A Singaporean in that situation might have become far more confrontational. So I would appeal to Singaporeans not to jump to conclusions that foreign workers are an unruly lot.
TWC2 has always emphasised the importance of observing the law here, because that is the only way foreign workers here - or local workers for that matter - can avoid trouble and be protected when they are in trouble.
We always tell migrant workers we work with to raise their grievances with the Ministry of Manpower while seeking the help of non-governmental organisations like us. And that advice has always been followed.
Was the rioting an expression of bottled-up grievances with their working life in Singapore?
My thinking is we should not play sociologist too readily. At the present moment, little is known about how exactly the rioting started. All we have heard is that the crowd was upset with the bus driver, and for some yet unclear reason started lobbing objects at the police and ambulance first responders.
But why were they directing ire at the first responders?

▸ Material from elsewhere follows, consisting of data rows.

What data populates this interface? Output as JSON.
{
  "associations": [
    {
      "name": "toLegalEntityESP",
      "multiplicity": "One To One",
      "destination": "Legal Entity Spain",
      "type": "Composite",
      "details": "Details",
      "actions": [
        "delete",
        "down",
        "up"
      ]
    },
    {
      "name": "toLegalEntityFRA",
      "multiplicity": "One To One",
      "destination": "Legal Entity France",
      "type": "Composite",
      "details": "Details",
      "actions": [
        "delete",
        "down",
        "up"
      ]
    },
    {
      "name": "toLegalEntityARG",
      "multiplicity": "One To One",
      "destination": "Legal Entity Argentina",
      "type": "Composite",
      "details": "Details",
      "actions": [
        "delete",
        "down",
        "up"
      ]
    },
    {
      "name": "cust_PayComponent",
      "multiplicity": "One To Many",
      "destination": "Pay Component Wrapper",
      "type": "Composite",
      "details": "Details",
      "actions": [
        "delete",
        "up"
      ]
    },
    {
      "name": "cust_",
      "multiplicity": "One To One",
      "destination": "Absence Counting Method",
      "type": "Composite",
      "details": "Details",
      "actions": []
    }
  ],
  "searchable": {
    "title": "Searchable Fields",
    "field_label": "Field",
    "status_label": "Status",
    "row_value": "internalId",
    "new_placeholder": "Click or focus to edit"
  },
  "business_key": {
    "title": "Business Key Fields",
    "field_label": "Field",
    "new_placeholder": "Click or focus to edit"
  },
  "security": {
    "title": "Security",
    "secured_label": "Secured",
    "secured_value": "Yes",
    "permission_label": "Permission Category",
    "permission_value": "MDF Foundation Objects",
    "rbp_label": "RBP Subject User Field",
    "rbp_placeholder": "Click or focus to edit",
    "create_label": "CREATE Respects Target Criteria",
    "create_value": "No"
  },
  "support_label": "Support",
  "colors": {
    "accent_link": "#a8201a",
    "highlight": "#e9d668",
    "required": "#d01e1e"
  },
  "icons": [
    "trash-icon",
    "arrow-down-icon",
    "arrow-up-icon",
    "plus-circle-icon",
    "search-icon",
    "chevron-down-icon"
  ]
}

What interaction took place between the gathered crowd and first responders that might have led to misunderstanding?
It is a well-known fact that riots are complex events, often triggered by some minor dispute.
The minor dispute could be one where an authority figure, for example a police officer, may be trying to do his job, but in doing so, was perceived by a crowd as being excessive, rude or overbearing.

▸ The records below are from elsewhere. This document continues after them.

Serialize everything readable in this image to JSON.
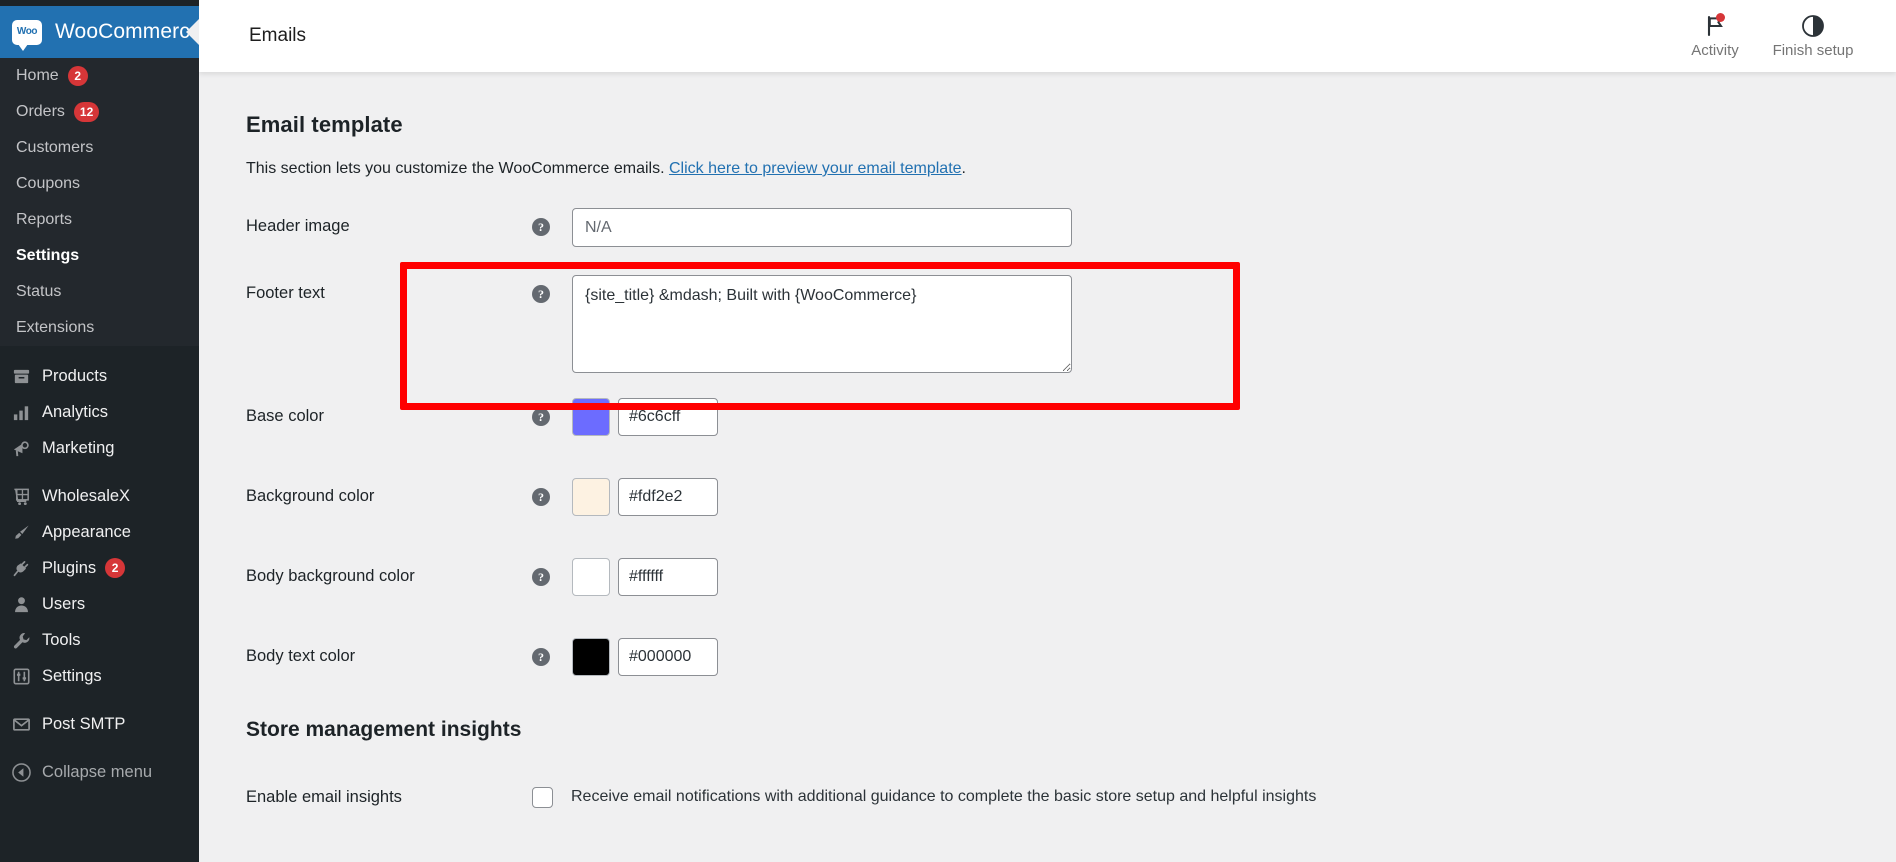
{
  "sidebar": {
    "brand": {
      "label": "WooCommerce",
      "logo_text": "Woo",
      "bar_color": "#2271b1"
    },
    "woo_items": [
      {
        "label": "Home",
        "badge": "2",
        "active": false
      },
      {
        "label": "Orders",
        "badge": "12",
        "active": false
      },
      {
        "label": "Customers",
        "badge": "",
        "active": false
      },
      {
        "label": "Coupons",
        "badge": "",
        "active": false
      },
      {
        "label": "Reports",
        "badge": "",
        "active": false
      },
      {
        "label": "Settings",
        "badge": "",
        "active": true
      },
      {
        "label": "Status",
        "badge": "",
        "active": false
      },
      {
        "label": "Extensions",
        "badge": "",
        "active": false
      }
    ],
    "group_two": [
      {
        "label": "Products",
        "icon": "products-icon",
        "badge": ""
      },
      {
        "label": "Analytics",
        "icon": "analytics-icon",
        "badge": ""
      },
      {
        "label": "Marketing",
        "icon": "marketing-icon",
        "badge": ""
      }
    ],
    "group_three": [
      {
        "label": "WholesaleX",
        "icon": "wholesalex-icon",
        "badge": ""
      },
      {
        "label": "Appearance",
        "icon": "appearance-icon",
        "badge": ""
      },
      {
        "label": "Plugins",
        "icon": "plugins-icon",
        "badge": "2"
      },
      {
        "label": "Users",
        "icon": "users-icon",
        "badge": ""
      },
      {
        "label": "Tools",
        "icon": "tools-icon",
        "badge": ""
      },
      {
        "label": "Settings",
        "icon": "settings-icon",
        "badge": ""
      }
    ],
    "group_four": [
      {
        "label": "Post SMTP",
        "icon": "mail-icon",
        "badge": ""
      }
    ],
    "collapse": {
      "label": "Collapse menu",
      "icon": "collapse-arrow-icon"
    },
    "badge_color": "#d63638"
  },
  "topbar": {
    "title": "Emails",
    "actions": [
      {
        "label": "Activity",
        "icon": "flag-icon",
        "has_dot": true
      },
      {
        "label": "Finish setup",
        "icon": "half-circle-icon",
        "has_dot": false
      }
    ]
  },
  "main": {
    "section_title": "Email template",
    "description_before": "This section lets you customize the WooCommerce emails. ",
    "description_link": "Click here to preview your email template",
    "description_after": ".",
    "fields": {
      "header_image": {
        "label": "Header image",
        "value": "",
        "placeholder": "N/A"
      },
      "footer_text": {
        "label": "Footer text",
        "value": "{site_title} &mdash; Built with {WooCommerce}"
      },
      "base_color": {
        "label": "Base color",
        "value": "#6c6cff",
        "swatch": "#6c6cff"
      },
      "background_color": {
        "label": "Background color",
        "value": "#fdf2e2",
        "swatch": "#fdf2e2"
      },
      "body_background_color": {
        "label": "Body background color",
        "value": "#ffffff",
        "swatch": "#ffffff"
      },
      "body_text_color": {
        "label": "Body text color",
        "value": "#000000",
        "swatch": "#000000"
      }
    },
    "insights": {
      "title": "Store management insights",
      "label": "Enable email insights",
      "checkbox_label": "Receive email notifications with additional guidance to complete the basic store setup and helpful insights",
      "checked": false
    }
  },
  "annotation": {
    "highlight_color": "#ff0000",
    "target": "footer-text-row"
  }
}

It is also well known that when a community harbours an underlying grievance, the threshold for tipping into anti-social acts is lower.
The foreign worker communities here have been at the receiving end of employment unfairness for a long time. Many do not receive correct salaries, or have no way - in the absence of payslips - to check whether they have been correctly paid. Some have not been paid for months; TWC2 sees a regular stream of such complaints.
Other workers have seen their friends injured at work, but denied proper medical treatment by their employers. Yet others have seen their friends repatriated suddenly without receiving full salaries or injury compensation.
But while we can understand there are festering grievances, it is not possible at this stage to say what part these feelings played in the explosion of random violence.
Nonetheless, it would still be good for the authorities to pay more attention to such grievances. Doing so would reduce whatever sense of resentment may exist, and thereby raise the threshold of the tipping point, to better prevent another incident from happening again.
And this is what I want to stress.
Singapore, its Government and its people, should not see this purely as a law and order problem. It should not be just a case of find the culprit, mete out the sentences and then the punished would not dare do it again. I am hoping, and it is more important, that we learn the right lessons from this episode.
Finally, I find the online xenophobic comments targeting foreign workers offensive. My TWC2 colleagues and I believe that generally foreign workers do not face xenophobia here. They very rarely complained about xenophobic treatment. On the contrary, they find Singaporeans generally treat them reasonably.
If a majority of Singaporeans are reasonable fair-minded people, then I would urge every single one of us to rebuke, rebut or ignore the nasty xenophobes among us. This is the time to take a stand against ugly values that sow dissension.
The writer is president of migrant workers' group TWC2 (Transient Workers Count Too).